Nova Definição de Montanhas Reconhece Relevos Brasileiros e Processos Geológicos Diversos
Uma nova classificação do relevo, desenvolvida por 70 geólogos e geógrafos com apoio do IBGE, redefine o conceito de montanhas. O Brasil terá seu mapa de relevo atualizado em maio, incorporando a nova definição que considera formas de relevo agrupadas com pelo menos 300 metros de altura em relação às áreas vizinhas, com topos aguçados e encostas íngremes, independentemente do processo geológico de origem, como a colisão de placas litosféricas.
Atualização da Classificação de Relevo Brasileiro
Um congresso de geografia física em Fortaleza, Ceará, em 2019, marcou o início da revisão do conceito de montanhas. Uma equipe de 70 geólogos e geógrafos, em colaboração com o Instituto Brasileiro de Geografia e Estatística (IBGE), dedicou seis anos à análise de mapas e trabalho de campo para estabelecer uma nova definição. Tradicionalmente, a existência de montanhas era associada à colisão de placas da litosfera. No entanto, a nova classificação, a ser apresentada publicamente pelo IBGE em maio, expande essa compreensão.

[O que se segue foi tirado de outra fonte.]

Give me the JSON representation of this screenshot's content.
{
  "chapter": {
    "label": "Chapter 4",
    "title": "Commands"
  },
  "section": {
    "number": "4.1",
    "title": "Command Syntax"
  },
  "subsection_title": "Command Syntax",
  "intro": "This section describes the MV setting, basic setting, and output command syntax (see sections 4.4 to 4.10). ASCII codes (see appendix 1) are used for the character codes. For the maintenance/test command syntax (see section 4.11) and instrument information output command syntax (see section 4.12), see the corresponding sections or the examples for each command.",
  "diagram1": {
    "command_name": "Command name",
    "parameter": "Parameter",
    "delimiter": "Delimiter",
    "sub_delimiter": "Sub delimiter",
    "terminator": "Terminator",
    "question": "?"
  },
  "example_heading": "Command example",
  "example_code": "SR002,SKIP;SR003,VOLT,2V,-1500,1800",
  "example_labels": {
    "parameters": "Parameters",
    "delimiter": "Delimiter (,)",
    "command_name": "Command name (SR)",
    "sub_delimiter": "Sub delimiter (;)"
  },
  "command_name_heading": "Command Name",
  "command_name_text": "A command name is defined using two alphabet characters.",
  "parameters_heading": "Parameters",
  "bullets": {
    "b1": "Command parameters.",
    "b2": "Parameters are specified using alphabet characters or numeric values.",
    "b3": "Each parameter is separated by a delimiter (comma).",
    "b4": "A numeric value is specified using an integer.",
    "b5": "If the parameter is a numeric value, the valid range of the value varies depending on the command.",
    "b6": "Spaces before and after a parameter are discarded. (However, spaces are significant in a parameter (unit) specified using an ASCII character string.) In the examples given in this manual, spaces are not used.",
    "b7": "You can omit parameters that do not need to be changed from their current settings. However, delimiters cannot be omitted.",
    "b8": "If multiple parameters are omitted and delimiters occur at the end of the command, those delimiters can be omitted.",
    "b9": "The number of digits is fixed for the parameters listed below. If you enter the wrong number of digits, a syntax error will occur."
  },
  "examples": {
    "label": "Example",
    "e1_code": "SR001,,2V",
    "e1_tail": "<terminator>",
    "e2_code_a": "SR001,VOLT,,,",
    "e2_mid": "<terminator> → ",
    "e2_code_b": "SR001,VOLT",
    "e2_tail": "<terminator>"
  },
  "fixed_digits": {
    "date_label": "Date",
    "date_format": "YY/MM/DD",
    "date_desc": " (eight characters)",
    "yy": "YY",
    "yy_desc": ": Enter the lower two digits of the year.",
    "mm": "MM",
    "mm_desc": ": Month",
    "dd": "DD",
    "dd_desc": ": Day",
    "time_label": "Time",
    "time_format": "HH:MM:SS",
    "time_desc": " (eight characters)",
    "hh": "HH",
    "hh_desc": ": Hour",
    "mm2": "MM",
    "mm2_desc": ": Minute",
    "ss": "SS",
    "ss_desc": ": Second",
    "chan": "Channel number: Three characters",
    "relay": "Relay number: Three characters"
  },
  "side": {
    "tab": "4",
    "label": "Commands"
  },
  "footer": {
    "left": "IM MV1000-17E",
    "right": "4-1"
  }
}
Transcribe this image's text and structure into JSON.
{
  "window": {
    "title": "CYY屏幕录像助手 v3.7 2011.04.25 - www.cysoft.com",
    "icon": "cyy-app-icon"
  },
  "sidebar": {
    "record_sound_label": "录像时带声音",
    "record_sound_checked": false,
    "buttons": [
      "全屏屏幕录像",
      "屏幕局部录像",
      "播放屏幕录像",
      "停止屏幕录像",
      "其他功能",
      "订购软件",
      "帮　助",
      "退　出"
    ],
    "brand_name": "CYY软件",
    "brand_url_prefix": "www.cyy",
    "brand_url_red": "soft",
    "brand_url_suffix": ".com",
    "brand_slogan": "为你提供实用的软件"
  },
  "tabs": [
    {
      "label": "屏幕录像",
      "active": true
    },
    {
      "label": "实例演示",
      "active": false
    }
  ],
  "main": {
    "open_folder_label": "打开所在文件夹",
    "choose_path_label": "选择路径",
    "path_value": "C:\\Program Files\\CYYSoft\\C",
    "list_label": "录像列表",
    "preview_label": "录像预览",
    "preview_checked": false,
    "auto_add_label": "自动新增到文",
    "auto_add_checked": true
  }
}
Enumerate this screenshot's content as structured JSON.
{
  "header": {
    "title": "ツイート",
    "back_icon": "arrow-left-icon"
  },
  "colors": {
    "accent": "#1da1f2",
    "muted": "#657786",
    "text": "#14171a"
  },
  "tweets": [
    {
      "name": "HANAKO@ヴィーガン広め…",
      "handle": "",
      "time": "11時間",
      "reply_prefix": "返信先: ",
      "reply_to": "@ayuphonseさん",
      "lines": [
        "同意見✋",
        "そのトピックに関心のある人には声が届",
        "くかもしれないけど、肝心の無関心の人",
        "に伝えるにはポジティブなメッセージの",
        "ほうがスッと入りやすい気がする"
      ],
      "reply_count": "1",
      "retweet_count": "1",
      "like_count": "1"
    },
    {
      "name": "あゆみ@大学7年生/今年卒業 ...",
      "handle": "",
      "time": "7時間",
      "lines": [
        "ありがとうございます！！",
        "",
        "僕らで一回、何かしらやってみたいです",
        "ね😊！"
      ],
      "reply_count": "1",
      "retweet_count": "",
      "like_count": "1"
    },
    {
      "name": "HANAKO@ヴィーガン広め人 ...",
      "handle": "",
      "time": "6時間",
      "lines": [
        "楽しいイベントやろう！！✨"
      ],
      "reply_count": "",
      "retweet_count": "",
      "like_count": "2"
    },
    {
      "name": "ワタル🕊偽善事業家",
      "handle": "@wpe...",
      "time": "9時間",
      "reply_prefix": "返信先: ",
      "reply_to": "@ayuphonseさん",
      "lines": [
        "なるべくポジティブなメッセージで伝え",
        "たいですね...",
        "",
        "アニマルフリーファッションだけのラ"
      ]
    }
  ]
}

Montanhas são agora definidas como formas de relevo agrupadas com uma elevação mínima de 300 metros em relação às áreas adjacentes, apresentando topos aguçados e encostas íngremes. Este novo critério permite a inclusão de relevos em diversas regiões do Brasil, como a Serra do Mar, que antes gerava dúvidas sobre sua classificação.